Lorsque nous parlons de Dieu, de Conscience, d’Univers, de Créateur ou de Principe, nous utilisons des mots qui semblent désigner une seule réalité.
Or, selon le niveau auquel on se place, ces mots ne pointent pas la même chose.
Ne pas distinguer ces niveaux engendre deux dérives opposées :
croire que tout n’est qu’une projection humaine,
ou croire que l’humain n’a aucune responsabilité dans ce qu’il vit.
Pour éviter ces confusions, il est utile de poser une cartographie simple :
1. L’Origine
Principe premier, non manifesté, absolu.
Elle ne crée pas au sens humain du terme.
Elle est la condition même de toute possibilité.
2. La Source
Dynamique du jaillissement.
L’Origine en mouvement, en rayonnement, en manifestation.
C’est à ce niveau que le Divin devient relationnel, perceptible, expérientiel.
3. Le Koilon
Champ de potentialité. Interface subtile où la conscience, individuelle ou collective, influence l’émergence des formes.

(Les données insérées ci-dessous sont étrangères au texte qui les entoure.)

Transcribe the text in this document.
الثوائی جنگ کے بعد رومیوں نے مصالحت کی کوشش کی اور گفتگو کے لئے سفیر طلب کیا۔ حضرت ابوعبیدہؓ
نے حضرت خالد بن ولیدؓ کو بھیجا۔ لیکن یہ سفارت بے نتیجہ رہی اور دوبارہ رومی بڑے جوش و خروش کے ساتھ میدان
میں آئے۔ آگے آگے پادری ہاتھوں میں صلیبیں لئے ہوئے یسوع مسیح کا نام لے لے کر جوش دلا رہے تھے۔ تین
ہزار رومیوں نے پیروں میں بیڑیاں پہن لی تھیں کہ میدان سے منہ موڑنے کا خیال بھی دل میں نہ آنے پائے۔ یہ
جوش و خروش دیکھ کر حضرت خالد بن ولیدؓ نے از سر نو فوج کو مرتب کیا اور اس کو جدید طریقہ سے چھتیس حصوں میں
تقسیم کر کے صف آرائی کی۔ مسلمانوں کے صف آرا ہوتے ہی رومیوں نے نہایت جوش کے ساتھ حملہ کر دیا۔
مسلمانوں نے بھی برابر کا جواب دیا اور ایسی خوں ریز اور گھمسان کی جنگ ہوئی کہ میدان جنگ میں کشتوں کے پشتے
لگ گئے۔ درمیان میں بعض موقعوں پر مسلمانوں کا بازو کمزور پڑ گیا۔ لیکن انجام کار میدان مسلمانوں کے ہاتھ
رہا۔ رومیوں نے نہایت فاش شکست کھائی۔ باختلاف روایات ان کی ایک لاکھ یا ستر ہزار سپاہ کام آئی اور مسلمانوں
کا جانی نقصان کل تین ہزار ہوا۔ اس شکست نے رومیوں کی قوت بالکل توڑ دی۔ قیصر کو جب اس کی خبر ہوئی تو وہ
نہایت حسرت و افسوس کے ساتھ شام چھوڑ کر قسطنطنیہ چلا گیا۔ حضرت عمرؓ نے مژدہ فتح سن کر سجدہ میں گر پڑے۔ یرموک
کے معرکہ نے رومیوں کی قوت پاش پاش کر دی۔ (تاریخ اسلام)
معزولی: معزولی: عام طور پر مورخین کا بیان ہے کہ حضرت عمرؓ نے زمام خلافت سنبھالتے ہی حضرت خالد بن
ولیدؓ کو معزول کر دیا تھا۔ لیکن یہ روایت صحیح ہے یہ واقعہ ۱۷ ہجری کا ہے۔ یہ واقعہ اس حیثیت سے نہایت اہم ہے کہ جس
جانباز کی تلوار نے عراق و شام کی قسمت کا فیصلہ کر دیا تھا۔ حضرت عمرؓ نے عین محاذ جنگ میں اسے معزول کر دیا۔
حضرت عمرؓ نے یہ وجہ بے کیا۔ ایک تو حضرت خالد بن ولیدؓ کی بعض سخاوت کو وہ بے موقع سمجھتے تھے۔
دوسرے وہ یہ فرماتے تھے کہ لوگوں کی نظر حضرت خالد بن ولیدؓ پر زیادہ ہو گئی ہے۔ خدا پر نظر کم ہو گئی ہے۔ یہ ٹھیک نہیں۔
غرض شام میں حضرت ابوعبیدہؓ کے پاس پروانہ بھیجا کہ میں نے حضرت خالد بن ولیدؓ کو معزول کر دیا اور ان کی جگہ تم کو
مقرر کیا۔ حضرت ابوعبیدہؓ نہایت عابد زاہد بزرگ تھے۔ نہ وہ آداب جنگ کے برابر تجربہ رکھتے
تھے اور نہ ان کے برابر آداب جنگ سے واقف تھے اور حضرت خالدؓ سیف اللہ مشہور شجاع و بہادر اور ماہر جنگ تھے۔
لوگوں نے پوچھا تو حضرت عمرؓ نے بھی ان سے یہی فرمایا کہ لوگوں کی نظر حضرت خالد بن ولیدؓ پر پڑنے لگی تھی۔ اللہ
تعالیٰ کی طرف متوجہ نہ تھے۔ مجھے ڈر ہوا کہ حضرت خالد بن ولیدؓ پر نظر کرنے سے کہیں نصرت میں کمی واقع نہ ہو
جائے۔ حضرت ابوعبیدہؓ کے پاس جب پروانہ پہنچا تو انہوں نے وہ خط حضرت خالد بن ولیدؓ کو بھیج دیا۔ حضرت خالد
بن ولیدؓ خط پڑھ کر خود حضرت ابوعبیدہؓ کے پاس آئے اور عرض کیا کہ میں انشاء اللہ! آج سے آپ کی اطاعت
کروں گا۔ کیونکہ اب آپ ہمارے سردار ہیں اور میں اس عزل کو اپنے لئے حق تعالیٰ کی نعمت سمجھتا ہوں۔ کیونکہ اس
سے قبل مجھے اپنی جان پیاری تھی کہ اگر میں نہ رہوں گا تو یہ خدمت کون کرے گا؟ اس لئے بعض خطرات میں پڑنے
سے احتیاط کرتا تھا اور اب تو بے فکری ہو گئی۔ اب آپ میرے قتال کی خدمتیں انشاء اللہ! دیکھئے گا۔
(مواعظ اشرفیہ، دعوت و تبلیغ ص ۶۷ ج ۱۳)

C’est ici que la responsabilité humaine entre en jeu.
Ces trois niveaux ne s’opposent pas.
Ils s’articulent.
L’Origine rend possible.
La Source met en mouvement.
Le Koilon module.
Comprendre cela, c’est sortir de la confusion entre mystique et mécanique, entre foi et responsabilité.
II. L’Origine
Ce qui ne se manifeste pas
L’Origine n’est pas un être.
Elle n’est pas une entité.
Elle n’est pas une volonté qui déciderait de créer le monde.
Elle est le principe premier du réel — non manifesté, non relationnel, non conditionné.
L’Origine ne se situe pas “quelque part”.
Elle n’existe pas dans le temps.
Elle ne précède pas le monde comme un événement précède un autre.
Elle est la condition même de toute possibilité.
Dans certaines traditions, on la nomme l’Absolu, le Principe, le Non-Né, le Brahman non manifesté, le Tao avant le Yin et le Yang, ou encore “Dieu au-delà de Dieu”.
Ces mots ne la définissent pas.
Ils la pointent.
Car l’Origine ne peut être décrite.
Dès que l’on tente de la qualifier, on entre déjà dans le domaine de la manifestation.
L’Origine ne rencontre pas
Il est important de le dire clairement.
Ce qui peut être perçu, ressenti, rencontré, même dans l’expérience mystique la plus profonde, appartient déjà au plan de la manifestation.
L’Origine, en tant qu’Absolu non manifesté, ne se donne pas comme présence.
Elle ne se rend pas perceptible.
Ce qui est vécu comme Présence appartient au plan de la Source — c’est-à-dire à la dynamique relationnelle du Divin.
Cette distinction n’enlève rien à la réalité des expériences spirituelles.
Elle permet simplement de les situer.
On peut rencontrer la Présence.
On ne rencontre pas l’Absolu en tant que tel.
L’Origine et la Présence
Distinguer l’Origine du plan relationnel ne signifie pas nier l’expérience mystique.
De nombreuses traditions ont posé cette nuance avec finesse.
Maître Eckhart distinguait « Dieu » de la « Déité » — Dieu comme présence relationnelle, la Déité comme fond absolu au-delà de toute forme.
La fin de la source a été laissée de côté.